[PATCH 1/3] kci-gitlab: Introducing GitLab-CI Pipeline for Kernel Testing
Maxime Ripard
mripard at kernel.org
Mon Mar 11 08:40:02 UTC 2024
Hi Nicolas,
On Thu, Mar 07, 2024 at 01:05:12PM -0500, Nicolas Dufresne wrote:
> Le jeudi 29 février 2024 à 10:02 +0100, Maxime Ripard a écrit :
> > On Wed, Feb 28, 2024 at 07:55:25PM -0300, Helen Koike wrote:
> > > This patch introduces a `.gitlab-ci` file along with a `ci/` folder,
> > > defininga basic test pipeline triggered by code pushes to a GitLab-CI
> > > instance. This initial version includes static checks (checkpatch and
> > > smatch for now) and build tests across various architectures and
> > > configurations. It leverages an integrated cache for efficient build
> > > times and introduces a flexible 'scenarios' mechanism for
> > > subsystem-specific extensions.
> > >
> > > [ci: add prerequisites to run check-patch on MRs]
> > > Co-developed-by: Tales Aparecida <tales.aparecida at redhat.com>
> > > Signed-off-by: Tales Aparecida <tales.aparecida at redhat.com>
> > > Signed-off-by: Helen Koike <helen.koike at collabora.com>
> > >
> > > ---
> > >
> > > Hey all,
> > >
> > > You can check the validation of this patchset on:
> > > https://gitlab.collabora.com/koike/linux/-/pipelines/87035
> > >
> > > I would appreciate your feedback on this work, what do you think?
> > >
> > > If you would rate from 0 to 5, where:
> > >
> > > [ ] 0. I don't think this is useful at all, and I doubt it will ever be. It doesn't seem worthwhile.
> > > [ ] 1. I don't find it useful in its current form.
> > > [ ] 2. It might be useful to others, but not for me.
> > > [ ] 3. It has potential, but it's not yet something I can incorporate into my workflow.
> > > [ ] 4. This is useful, but it needs some adjustments before I can include it in my workflow.

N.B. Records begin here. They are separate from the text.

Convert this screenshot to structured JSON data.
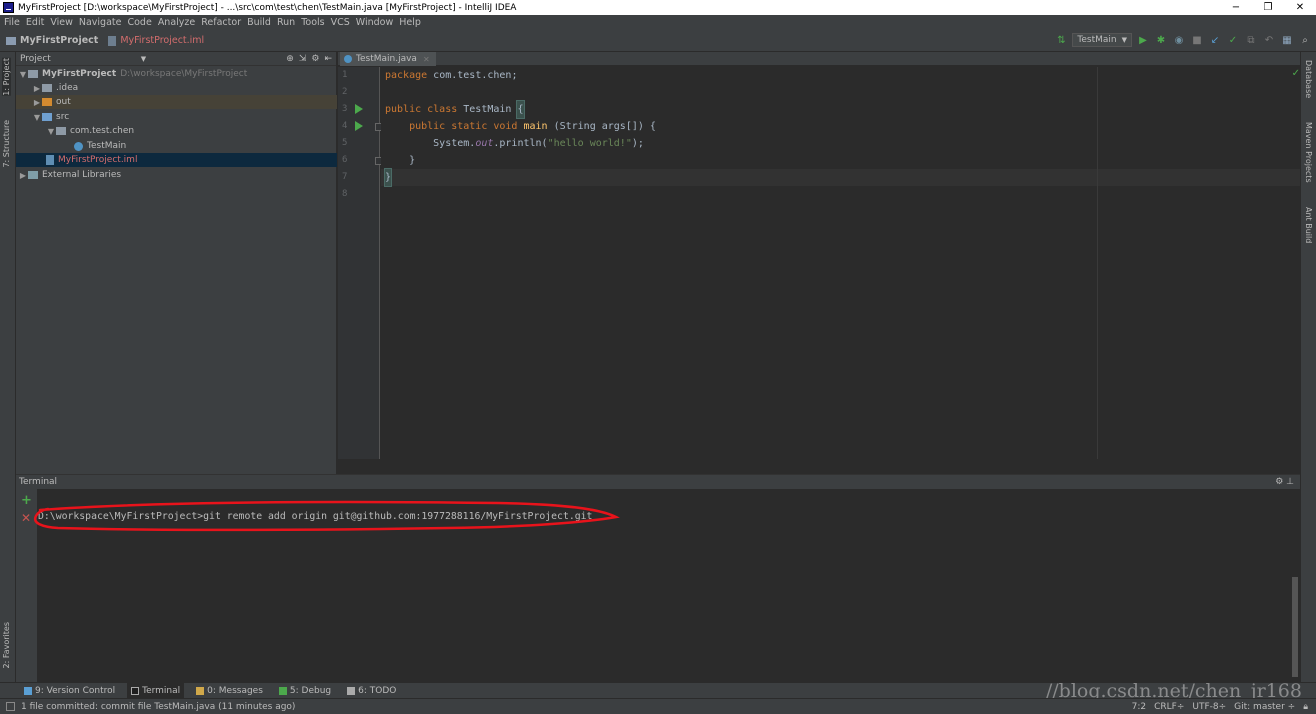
{
  "window": {
    "title": "MyFirstProject [D:\\workspace\\MyFirstProject] - ...\\src\\com\\test\\chen\\TestMain.java [MyFirstProject] - IntelliJ IDEA",
    "controls": [
      "−",
      "❐",
      "✕"
    ]
  },
  "menu": [
    "File",
    "Edit",
    "View",
    "Navigate",
    "Code",
    "Analyze",
    "Refactor",
    "Build",
    "Run",
    "Tools",
    "VCS",
    "Window",
    "Help"
  ],
  "nav": {
    "project": "MyFirstProject",
    "file": "MyFirstProject.iml",
    "run_config": "TestMain"
  },
  "left_tabs": {
    "project": "1: Project",
    "structure": "7: Structure",
    "favorites": "2: Favorites"
  },
  "right_tabs": {
    "database": "Database",
    "maven": "Maven Projects",
    "ant": "Ant Build"
  },
  "project_panel": {
    "title": "Project",
    "tree": [
      {
        "label": "MyFirstProject",
        "path": "D:\\workspace\\MyFirstProject",
        "arrow": "▼",
        "icon": "folder-icon"
      },
      {
        "label": ".idea",
        "arrow": "▶",
        "icon": "folder-icon"
      },
      {
        "label": "out",
        "arrow": "▶",
        "icon": "folder-icon"
      },
      {
        "label": "src",
        "arrow": "▼",
        "icon": "folder-icon"
      },
      {
        "label": "com.test.chen",
        "arrow": "▼",
        "icon": "package-icon"
      },
      {
        "label": "TestMain",
        "arrow": "",
        "icon": "class-icon"
      },
      {
        "label": "MyFirstProject.iml",
        "arrow": "",
        "icon": "module-file-icon"
      },
      {
        "label": "External Libraries",
        "arrow": "▶",
        "icon": "library-icon"
      }
    ]
  },
  "editor": {
    "tab": "TestMain.java",
    "line_numbers": [
      "1",
      "2",
      "3",
      "4",
      "5",
      "6",
      "7",
      "8"
    ],
    "code": {
      "l1_kw": "package",
      "l1_rest": " com.test.chen;",
      "l3_kw": "public class",
      "l3_rest": " TestMain ",
      "l3_brace": "{",
      "l4_kw": "    public static void",
      "l4_fn": " main",
      "l4_rest": " (String args[]) {",
      "l5_a": "        System.",
      "l5_out": "out",
      "l5_b": ".println(",
      "l5_str": "\"hello world!\"",
      "l5_c": ");",
      "l6": "    }",
      "l7": "}"
    }
  },
  "terminal": {
    "title": "Terminal",
    "command": "D:\\workspace\\MyFirstProject>git remote add origin git@github.com:1977288116/MyFirstProject.git"
  },
  "bottom_tabs": [
    "9: Version Control",
    "Terminal",
    "0: Messages",
    "5: Debug",
    "6: TODO"
  ],
  "status": {
    "message": "1 file committed: commit file TestMain.java (11 minutes ago)",
    "position": "7:2",
    "line_sep": "CRLF÷",
    "encoding": "UTF-8÷",
    "vcs": "Git: master ÷"
  },
  "watermark": "//blog.csdn.net/chen_jr168",
  "colors": {
    "annotation": "#e8131b",
    "keyword": "#cc7832",
    "string": "#6a8759",
    "accent_green": "#4ca94c"
  }
}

> > > [ ] 5. This is really useful! I'm eager to start using it right away. Why didn't you send this earlier? :)
> > >
> > > Which rating would you select?
> >
> > 4.5 :)
> >
> > One thing I'm wondering here is how we're going to cope with the
> > different requirements each user / framework has.
> >
> > Like, Linus probably want to have a different set of CI before merging a
> > PR than (say) linux-next does, or stable, or before doing an actual
> > release.
> >
> > Similarly, DRM probably has a different set of requirements than
> > drm-misc, drm-amd or nouveau.
> >
> > I don't see how the current architecture could accomodate for that. I
> > know that Gitlab allows to store issues template in a separate repo,
> > maybe we could ask them to provide a feature where the actions would be
> > separate from the main repo? That way, any gitlab project could provide
> > its own set of tests, without conflicting with each others (and we could
> > still share them if we wanted to)
> >
> > I know some of use had good relationship with Gitlab, so maybe it would
> > be worth asking?
>
> As agreed, the .gitlab-ci.yaml file at the list will go away. Its a default
> location, but not a required location. This way, each sub-system can have their
> own (or not have one). The different sub-system forks will have to be configured
> to point to their respective CI main configuration.
>
> Of course nothing prevents having common set of configuration for jobs and jobs
> template. As an example, we could have a job template common for checkpatch, and
> allow each subsystem adding their own sauce on top. It can save the duplicate
> effort of parsing the tool results and reporting it in a format gitlab
> understand.
That makes total sense to me and would be incredibly useful indeed.